Diana Johnstone is an astute and longtime analyst on global affairs, whose highly readable memoir is peppered with insights on the world events she experienced, reported on and sometimes participated in—from the Viet Nam War to today’s Yellow Vest movement in France. This mixture of autobiography and history encompasses both the personal evolution of a spirited American journalist and her keen insights into the major events of the last half century whose rectitude and indeed legality she most frequently decried. Circle in the Darkness revisits many of its key events, adding insights with the benefit of hindsight.

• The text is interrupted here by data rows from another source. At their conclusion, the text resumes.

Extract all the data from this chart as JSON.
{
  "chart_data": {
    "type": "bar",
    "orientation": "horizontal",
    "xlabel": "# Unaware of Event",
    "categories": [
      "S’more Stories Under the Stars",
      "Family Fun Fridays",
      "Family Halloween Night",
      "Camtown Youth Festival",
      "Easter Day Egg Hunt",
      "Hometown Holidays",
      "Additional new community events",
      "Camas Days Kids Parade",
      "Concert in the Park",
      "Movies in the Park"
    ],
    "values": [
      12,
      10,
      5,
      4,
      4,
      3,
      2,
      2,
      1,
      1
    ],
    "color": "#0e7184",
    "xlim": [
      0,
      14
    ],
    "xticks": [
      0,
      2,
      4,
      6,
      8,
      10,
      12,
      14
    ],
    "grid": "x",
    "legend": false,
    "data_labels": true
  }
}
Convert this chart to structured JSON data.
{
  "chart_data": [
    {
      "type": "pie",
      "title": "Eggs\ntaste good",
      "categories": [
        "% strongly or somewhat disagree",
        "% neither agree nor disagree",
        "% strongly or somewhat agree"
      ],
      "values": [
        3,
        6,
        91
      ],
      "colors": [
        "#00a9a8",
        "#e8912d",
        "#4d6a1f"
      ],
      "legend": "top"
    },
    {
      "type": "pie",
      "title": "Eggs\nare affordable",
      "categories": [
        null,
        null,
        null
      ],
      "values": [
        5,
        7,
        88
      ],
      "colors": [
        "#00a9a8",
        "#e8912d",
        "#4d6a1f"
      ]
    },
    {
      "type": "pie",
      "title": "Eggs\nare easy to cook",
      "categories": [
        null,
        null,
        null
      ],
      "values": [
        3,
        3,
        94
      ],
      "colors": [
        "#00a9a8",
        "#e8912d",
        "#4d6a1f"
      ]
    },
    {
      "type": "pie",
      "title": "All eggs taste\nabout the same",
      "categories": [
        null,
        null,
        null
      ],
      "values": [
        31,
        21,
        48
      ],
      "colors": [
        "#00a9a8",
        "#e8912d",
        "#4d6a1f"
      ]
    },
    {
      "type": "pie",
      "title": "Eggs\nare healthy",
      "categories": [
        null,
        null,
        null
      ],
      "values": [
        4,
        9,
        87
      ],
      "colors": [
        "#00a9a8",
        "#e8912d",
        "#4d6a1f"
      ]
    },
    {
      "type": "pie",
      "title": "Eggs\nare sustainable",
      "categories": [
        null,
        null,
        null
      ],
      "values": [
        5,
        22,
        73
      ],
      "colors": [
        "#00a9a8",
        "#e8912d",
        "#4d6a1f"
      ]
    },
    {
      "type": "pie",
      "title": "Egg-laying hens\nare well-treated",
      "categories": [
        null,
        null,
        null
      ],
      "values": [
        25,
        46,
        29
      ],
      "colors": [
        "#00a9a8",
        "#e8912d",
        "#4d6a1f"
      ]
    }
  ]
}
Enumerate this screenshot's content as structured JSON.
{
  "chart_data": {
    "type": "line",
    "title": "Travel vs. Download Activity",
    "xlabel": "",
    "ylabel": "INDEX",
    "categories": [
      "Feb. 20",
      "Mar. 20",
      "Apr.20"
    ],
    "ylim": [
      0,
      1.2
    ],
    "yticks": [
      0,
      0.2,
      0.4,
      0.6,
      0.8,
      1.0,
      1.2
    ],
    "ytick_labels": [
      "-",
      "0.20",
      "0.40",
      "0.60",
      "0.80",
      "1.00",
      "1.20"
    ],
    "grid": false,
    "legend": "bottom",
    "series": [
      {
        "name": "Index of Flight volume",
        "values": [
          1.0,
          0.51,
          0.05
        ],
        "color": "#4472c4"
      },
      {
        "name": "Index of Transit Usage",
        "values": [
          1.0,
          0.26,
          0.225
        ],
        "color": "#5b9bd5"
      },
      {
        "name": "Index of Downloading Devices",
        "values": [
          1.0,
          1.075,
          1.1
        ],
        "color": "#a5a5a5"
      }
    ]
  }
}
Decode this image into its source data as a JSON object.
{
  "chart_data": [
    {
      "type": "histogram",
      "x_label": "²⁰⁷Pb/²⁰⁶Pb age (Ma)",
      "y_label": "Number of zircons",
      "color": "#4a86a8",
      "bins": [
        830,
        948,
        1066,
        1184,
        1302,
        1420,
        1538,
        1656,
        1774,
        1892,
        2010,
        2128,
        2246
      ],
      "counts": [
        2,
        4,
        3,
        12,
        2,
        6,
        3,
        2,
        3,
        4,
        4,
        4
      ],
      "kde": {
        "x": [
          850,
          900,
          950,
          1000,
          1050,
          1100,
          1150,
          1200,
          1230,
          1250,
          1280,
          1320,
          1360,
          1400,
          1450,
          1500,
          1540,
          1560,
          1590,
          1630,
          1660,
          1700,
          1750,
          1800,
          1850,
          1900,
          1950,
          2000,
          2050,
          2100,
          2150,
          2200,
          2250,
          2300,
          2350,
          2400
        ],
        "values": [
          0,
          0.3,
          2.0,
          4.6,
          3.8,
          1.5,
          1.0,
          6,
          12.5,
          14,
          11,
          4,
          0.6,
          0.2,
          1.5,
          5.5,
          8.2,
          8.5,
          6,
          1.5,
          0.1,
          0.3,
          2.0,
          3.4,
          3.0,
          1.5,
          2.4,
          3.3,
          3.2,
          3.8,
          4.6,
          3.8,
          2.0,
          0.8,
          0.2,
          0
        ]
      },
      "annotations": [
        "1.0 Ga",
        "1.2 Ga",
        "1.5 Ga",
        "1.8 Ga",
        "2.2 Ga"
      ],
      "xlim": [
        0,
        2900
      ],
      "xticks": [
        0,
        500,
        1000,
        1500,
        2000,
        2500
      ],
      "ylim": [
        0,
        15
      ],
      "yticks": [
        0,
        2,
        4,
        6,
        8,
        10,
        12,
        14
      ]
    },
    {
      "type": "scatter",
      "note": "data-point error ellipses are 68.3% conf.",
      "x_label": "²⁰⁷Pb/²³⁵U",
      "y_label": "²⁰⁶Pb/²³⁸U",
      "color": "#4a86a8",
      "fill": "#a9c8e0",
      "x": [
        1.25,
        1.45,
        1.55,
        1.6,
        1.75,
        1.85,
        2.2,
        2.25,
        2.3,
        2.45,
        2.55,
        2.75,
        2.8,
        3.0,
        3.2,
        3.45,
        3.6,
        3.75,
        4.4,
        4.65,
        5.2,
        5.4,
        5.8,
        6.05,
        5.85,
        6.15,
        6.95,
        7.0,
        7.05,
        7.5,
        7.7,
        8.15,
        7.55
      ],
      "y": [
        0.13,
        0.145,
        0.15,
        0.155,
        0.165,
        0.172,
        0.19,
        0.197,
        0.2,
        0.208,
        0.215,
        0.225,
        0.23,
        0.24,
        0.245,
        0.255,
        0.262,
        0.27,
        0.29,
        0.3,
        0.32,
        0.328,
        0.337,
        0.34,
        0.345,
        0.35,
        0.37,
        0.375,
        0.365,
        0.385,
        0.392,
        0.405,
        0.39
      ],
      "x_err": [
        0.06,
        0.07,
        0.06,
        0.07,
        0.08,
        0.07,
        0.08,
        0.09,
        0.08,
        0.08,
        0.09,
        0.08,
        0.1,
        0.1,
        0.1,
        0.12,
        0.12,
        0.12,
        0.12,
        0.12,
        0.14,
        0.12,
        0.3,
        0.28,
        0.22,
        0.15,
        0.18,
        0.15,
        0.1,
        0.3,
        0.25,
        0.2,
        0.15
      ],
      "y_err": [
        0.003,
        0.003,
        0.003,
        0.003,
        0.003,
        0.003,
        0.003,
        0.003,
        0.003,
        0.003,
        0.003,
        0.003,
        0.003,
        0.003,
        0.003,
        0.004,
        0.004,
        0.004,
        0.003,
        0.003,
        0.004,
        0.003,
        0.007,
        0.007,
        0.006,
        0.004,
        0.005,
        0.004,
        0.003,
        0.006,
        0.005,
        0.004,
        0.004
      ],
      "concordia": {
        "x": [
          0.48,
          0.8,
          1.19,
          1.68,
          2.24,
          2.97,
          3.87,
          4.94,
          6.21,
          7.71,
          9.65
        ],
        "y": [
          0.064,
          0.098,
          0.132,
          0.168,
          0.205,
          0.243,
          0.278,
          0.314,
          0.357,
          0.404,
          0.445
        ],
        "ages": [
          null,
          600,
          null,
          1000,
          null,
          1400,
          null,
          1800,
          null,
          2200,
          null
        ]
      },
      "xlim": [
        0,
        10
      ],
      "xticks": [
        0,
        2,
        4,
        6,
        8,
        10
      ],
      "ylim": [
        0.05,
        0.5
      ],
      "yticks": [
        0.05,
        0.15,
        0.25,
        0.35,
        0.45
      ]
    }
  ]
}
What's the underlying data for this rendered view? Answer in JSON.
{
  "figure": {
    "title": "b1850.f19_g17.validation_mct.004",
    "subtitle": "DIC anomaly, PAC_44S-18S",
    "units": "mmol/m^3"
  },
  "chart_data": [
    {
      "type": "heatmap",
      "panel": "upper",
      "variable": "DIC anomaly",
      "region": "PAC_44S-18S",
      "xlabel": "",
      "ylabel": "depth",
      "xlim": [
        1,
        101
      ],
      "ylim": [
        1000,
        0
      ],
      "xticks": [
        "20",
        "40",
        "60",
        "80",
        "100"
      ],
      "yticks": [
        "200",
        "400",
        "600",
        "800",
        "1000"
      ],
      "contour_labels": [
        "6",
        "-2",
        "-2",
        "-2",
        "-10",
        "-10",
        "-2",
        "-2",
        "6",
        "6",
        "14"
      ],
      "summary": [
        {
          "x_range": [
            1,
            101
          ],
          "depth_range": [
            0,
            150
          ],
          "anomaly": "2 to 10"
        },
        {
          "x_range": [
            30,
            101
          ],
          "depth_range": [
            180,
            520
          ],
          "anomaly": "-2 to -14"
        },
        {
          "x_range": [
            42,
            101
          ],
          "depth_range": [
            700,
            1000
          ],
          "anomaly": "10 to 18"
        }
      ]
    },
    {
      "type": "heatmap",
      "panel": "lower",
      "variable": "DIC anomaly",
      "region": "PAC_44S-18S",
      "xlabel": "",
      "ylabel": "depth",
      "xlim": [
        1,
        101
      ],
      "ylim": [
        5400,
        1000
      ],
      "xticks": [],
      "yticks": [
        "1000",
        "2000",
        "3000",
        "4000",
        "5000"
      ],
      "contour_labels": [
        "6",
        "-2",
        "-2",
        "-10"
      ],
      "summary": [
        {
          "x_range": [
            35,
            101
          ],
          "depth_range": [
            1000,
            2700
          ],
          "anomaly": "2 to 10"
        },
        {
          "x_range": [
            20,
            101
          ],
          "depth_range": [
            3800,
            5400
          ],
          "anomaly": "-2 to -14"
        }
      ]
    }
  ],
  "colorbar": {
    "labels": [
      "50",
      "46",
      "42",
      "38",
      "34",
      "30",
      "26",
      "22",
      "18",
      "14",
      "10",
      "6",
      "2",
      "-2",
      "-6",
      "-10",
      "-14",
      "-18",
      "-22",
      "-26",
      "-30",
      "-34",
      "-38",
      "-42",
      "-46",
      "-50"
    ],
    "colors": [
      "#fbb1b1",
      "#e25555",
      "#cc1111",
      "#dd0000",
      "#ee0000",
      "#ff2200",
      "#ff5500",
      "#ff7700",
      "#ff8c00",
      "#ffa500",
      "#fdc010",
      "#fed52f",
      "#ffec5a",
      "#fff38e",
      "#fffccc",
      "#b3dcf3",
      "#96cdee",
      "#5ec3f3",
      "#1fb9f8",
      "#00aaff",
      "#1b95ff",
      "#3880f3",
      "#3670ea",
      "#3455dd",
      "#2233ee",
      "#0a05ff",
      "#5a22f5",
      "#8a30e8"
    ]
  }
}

It covers:
- early anti-war protests against the Viet Nam War in the United States,
- student days in Yugoslavia,
- life in the international press milieu in Germany during the Cold War,
- May ’68 in France,
- the turbulent politics of Italy in the 1970s,
- the impact on Europe of the criminal Middle East wars,
- the decline of French intellectuals from Sartre to Bernard Henri Lévy,
- the massive popular movement in the 1980s against deployment of U.S. nuclear missiles in Europe,
- the transformation of Europe’s Green Parties from a leading force for peace to apologists for war on grounds of “human rights”,
- today’s Yellow Jacket movement that threatens the toppling of France’s Macron government and marks a popular awakening to the lies of politicians and media in this long night of criminal deception.
She recounts the rise and fall of antiwar sentiment in the Western left from its resistance to the Viet Nam War to its acceptance of so-called humanitarian wars. Having served for six years as press officer of the Greens in the European Parliament, she enjoyed an exceptional vantage point from which to observe and analyze the role of the European Union in sacrificing democracy to the demands of technocratic neoliberal globalization. Making no secret of her personal viewpoints, while scrupulous in her respect for the facts, Diana Johnstone blames the gullible ignorance of a self-satisfied “left” for providing moral cover for NATO’s role in the criminal destruction of Yugoslavia and Libya, as well as for the destructive Western intervention in Syria.
While so doing, she exposes the realities of the process called Globalization, which aggravates economic inequalities by unleashed capitalism and replaces diplomacy with threats, sanctions and military intervention, has led to a drastic reduction of democracy in the “democratic” West.